2) Can you walk us through how the solution integrates NLP and ML for content extraction and contextual adaptation across industries and formats?

The platform we built for Storybent leverages machine learning services provided by AWS through Amazon Bedrock, where access to multiple large language models - such as those from Anthropic, Meta, and others - is already built in. These models are wrapped in APIs that make it easy to plug into our workflow.

We use this setup to compare and fine-tune outputs across different LLMs, depending on the industry, content type, or language style required. By carefully crafting and adjusting prompts, we can generate highly specific, context-aware content that fits a variety of formats - from marketing copy to social media to technical descriptions.

This allows us to support a full end-to-end content pipeline: from the initial idea, through language understanding and generation, to producing tailored outputs optimized for both audience and channel.

3) What were the major implementation challenges faced when taking this AI-powered system from concept to production, and how were they overcome?

One of the key implementation challenges - common across many AI projects - was putting the right structure in place to trust the output of the system at scale. From an engineering perspective, the core components were in place, but the challenge was ensuring the generated content met the required standards across use cases.

To solve this, we implemented a human-in-the-loop workflow, where outputs were reviewed, approved, and continuously improved through expert feedback. This helped us validate results early on, fine-tune prompts, and build guardrails that ensured consistency and relevance across different industries and formats.

Over time, this approach evolved into a repeatable and scalable process. The models improved through iterative prompt design, and we established a feedback loop that allowed the system to gradually operate with more autonomy - without compromising quality or control.

4) What DevOps and MLOps frameworks have been integrated to ensure delivery, monitoring, and model updates in a production environment?

We chose Amazon Web Services (AWS) because of its strong support for both DevOps and MLOps at scale. From an MLOps perspective, the solution is built around Amazon Bedrock, which offers fully managed access to a variety of foundation models, as well as simplified deployment, monitoring, and billing transparency. This removes much of the operational overhead typically involved in managing generative AI workloads.

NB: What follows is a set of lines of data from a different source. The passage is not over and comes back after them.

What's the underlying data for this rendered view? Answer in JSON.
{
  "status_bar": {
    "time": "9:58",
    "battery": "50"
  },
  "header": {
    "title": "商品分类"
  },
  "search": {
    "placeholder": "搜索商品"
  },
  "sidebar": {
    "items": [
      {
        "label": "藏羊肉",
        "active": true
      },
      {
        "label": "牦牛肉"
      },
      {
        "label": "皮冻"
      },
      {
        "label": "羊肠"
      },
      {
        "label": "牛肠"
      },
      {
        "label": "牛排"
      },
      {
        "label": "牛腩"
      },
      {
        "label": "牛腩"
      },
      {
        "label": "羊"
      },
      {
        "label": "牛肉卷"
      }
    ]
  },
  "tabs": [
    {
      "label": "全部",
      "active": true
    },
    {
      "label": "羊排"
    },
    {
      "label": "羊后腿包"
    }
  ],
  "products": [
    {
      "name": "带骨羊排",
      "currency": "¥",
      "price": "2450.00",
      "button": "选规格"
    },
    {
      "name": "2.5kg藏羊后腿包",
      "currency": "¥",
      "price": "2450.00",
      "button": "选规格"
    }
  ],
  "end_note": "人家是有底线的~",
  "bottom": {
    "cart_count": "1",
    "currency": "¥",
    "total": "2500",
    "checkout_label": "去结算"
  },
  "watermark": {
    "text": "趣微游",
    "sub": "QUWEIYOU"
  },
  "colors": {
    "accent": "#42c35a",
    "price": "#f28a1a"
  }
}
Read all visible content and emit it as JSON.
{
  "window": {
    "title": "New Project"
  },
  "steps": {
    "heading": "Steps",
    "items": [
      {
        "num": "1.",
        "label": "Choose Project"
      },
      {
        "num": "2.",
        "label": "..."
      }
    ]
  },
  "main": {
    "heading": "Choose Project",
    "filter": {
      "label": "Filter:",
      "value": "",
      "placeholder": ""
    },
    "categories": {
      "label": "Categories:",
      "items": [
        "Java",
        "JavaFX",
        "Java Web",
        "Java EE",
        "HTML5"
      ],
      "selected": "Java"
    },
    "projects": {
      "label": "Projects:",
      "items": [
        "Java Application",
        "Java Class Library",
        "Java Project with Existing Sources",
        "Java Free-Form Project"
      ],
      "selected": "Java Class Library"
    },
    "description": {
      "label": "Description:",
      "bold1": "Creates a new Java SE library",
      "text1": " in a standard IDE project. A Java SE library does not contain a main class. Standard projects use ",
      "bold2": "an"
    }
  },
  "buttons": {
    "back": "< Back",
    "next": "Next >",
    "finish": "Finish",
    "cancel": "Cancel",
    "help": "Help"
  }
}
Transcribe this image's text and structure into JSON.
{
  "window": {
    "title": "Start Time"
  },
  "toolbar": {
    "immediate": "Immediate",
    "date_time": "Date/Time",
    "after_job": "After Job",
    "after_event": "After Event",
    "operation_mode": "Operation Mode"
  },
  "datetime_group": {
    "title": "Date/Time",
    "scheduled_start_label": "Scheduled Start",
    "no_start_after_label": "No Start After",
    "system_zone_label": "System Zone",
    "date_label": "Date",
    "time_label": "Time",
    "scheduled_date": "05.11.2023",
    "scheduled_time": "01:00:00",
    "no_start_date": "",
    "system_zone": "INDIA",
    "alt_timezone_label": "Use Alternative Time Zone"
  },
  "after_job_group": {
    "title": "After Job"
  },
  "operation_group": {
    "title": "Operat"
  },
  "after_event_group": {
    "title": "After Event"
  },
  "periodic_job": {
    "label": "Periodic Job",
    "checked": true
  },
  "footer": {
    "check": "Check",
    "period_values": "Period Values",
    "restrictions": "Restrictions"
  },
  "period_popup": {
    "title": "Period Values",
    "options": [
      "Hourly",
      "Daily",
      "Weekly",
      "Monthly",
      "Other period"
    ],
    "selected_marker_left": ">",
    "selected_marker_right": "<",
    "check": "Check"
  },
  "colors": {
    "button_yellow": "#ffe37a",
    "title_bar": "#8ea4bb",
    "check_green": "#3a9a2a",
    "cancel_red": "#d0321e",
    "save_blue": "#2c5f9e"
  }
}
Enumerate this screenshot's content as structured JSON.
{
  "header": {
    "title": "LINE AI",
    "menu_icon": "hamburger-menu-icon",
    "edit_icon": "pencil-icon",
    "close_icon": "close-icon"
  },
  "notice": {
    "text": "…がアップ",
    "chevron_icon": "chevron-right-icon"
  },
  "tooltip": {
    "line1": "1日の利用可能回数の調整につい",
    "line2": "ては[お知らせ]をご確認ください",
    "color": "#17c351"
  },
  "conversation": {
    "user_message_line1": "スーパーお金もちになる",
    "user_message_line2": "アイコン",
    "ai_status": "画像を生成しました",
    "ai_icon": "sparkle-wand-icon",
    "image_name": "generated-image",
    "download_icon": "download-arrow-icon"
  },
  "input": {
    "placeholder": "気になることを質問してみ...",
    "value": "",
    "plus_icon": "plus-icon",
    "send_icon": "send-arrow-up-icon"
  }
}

On the DevOps side, the platform is deployed using Amazon CloudFormation, enabling infrastructure as code and repeatable, automated deployments. We’ve integrated AWS Config, CloudWatch, and CloudTrail to support system configuration, performance monitoring, and auditing. These tools together power a CI/CD pipeline with DevSecOps practices, ensuring the platform remains secure, scalable, and easy to maintain.

We continue to prioritize native AWS services wherever fiscally feasible, in order to maintain tight integration, cost visibility, and long-term flexibility.

5) How do you foresee the role of GenAI evolving in enterprise content strategies, particularly in terms of personalization, real-time adaptation, and cross-channel orchestration?

GenAI is already becoming a foundational tool in enterprise content strategies, especially for personalization at scale and rapid content generation. But its real potential lies in how it integrates into automated workflows - where the goal is to go from a simple idea or brief to a complete set of outputs across multiple formats and channels.

Looking ahead, GenAI will play a central role in enabling real-time content adaptation, adjusting tone, format, and message dynamically based on audience, context, and platform. When combined with agents and orchestration tools, it will support cross-channel publishing - automatically generating tailored content for social media, email, print, and even video or audio.

In this context, GenAI isn’t just a content creation tool - it becomes part of a broader system that reduces time to market, lowers operational costs, and continuously optimizes content performance across touchpoints.

6) What innovations are you planning to add next to the platform—such as real-time audience segmentation, sentiment analysis, or multilingual support?

All of those capabilities - real-time audience segmentation, sentiment analysis, and multilingual support - are part of the roadmap. We’re working closely with Storybent to prioritize these features based on their business goals and rollout strategy.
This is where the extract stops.